A groundbreaking Yale University study reveals that social media platforms like Twitter amplify moral outrage over time. Users who express outrage receive more likes and shares, with the strongest effects among those in politically moderate networks.

“Social media incentives are changing the tone of our political conversations online,” says William Brady, a postdoctoral researcher in Yale’s Department of Psychology and lead author of the study. He collaborated with Molly Crockett, an associate professor of psychology at Yale.

The Yale researchers analyzed moral outrage expressions on Twitter during real-world controversies and ran controlled experiments to examine how platform algorithms reward popular content, including outraged posts.

“This is the first evidence that over time, some people learn to express more outrage as they are rewarded by the basic design of social media,” Brady explains.

Moral outrage can drive positive change by punishing wrongdoing, fostering cooperation, and sparking reform. Yet it also fuels harassment of minorities, disinformation, and political polarization, the researchers note.

Platforms like Facebook and Twitter claim to offer neutral spaces for discourse. But suspicions persist that they exacerbate outrage—until now, solid evidence was scarce due to challenges in measuring such expressions.

To address this, Brady and Crockett’s team developed machine learning tools to detect moral outrage in tweets.
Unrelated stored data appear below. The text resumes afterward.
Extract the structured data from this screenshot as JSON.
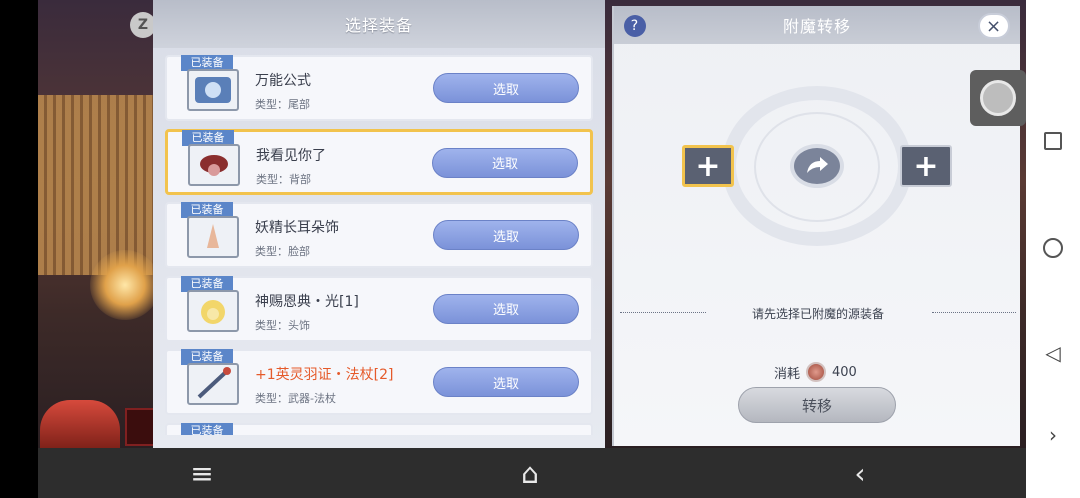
{
  "list_panel": {
    "title": "选择装备",
    "items": [
      {
        "badge": "已装备",
        "name": "万能公式",
        "type": "类型：尾部",
        "button": "选取",
        "selected": false,
        "highlight": false
      },
      {
        "badge": "已装备",
        "name": "我看见你了",
        "type": "类型：背部",
        "button": "选取",
        "selected": true,
        "highlight": false
      },
      {
        "badge": "已装备",
        "name": "妖精长耳朵饰",
        "type": "类型：脸部",
        "button": "选取",
        "selected": false,
        "highlight": false
      },
      {
        "badge": "已装备",
        "name": "神赐恩典・光[1]",
        "type": "类型：头饰",
        "button": "选取",
        "selected": false,
        "highlight": false
      },
      {
        "badge": "已装备",
        "name": "+1英灵羽证・法杖[2]",
        "type": "类型：武器-法杖",
        "button": "选取",
        "selected": false,
        "highlight": true
      },
      {
        "badge": "已装备"
      }
    ]
  },
  "right_panel": {
    "title": "附魔转移",
    "help_icon": "?",
    "close_icon": "×",
    "hint": "请先选择已附魔的源装备",
    "cost_label": "消耗",
    "cost_value": "400",
    "transfer_button": "转移"
  },
  "scene": {
    "z_button": "Z"
  },
  "bottom_bar": {
    "menu_icon": "≡",
    "home_icon": "⌂",
    "back_icon": "‹"
  },
  "android_nav": {
    "back_icon": "◁",
    "more_icon": "›"
  }
}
Analyzing 12.7 million tweets from 7,331 users, they confirmed users express more outrage over time when rewarded with likes and retweets.

Controlled experiments further validated that these social rewards increase future outrage expressions.

The findings link to debates on social media’s role in polarization: Extreme political networks show baseline higher outrage, but moderates are most swayed by rewards.

“Our studies show that people with politically moderate friends and followers are more sensitive to social feedback that amplifies their outrage,” Crockett says. “This suggests a mechanism for how moderate groups can radicalize politically over time—social media rewards create feedback loops that exacerbate outrage.”

The study doesn’t judge outrage amplification as inherently good or bad, Crockett emphasizes, but highlights implications for platform leaders and regulators.

“Amplifying moral outrage is a clear consequence of the social media business model, which optimizes for engagement,” she notes. “As outrage drives social and political change, tech companies’ designs can shape collective movements’ outcomes.”

She adds: “Our data shows platforms don’t just reflect society—they create incentives that alter how users react to political events over time.”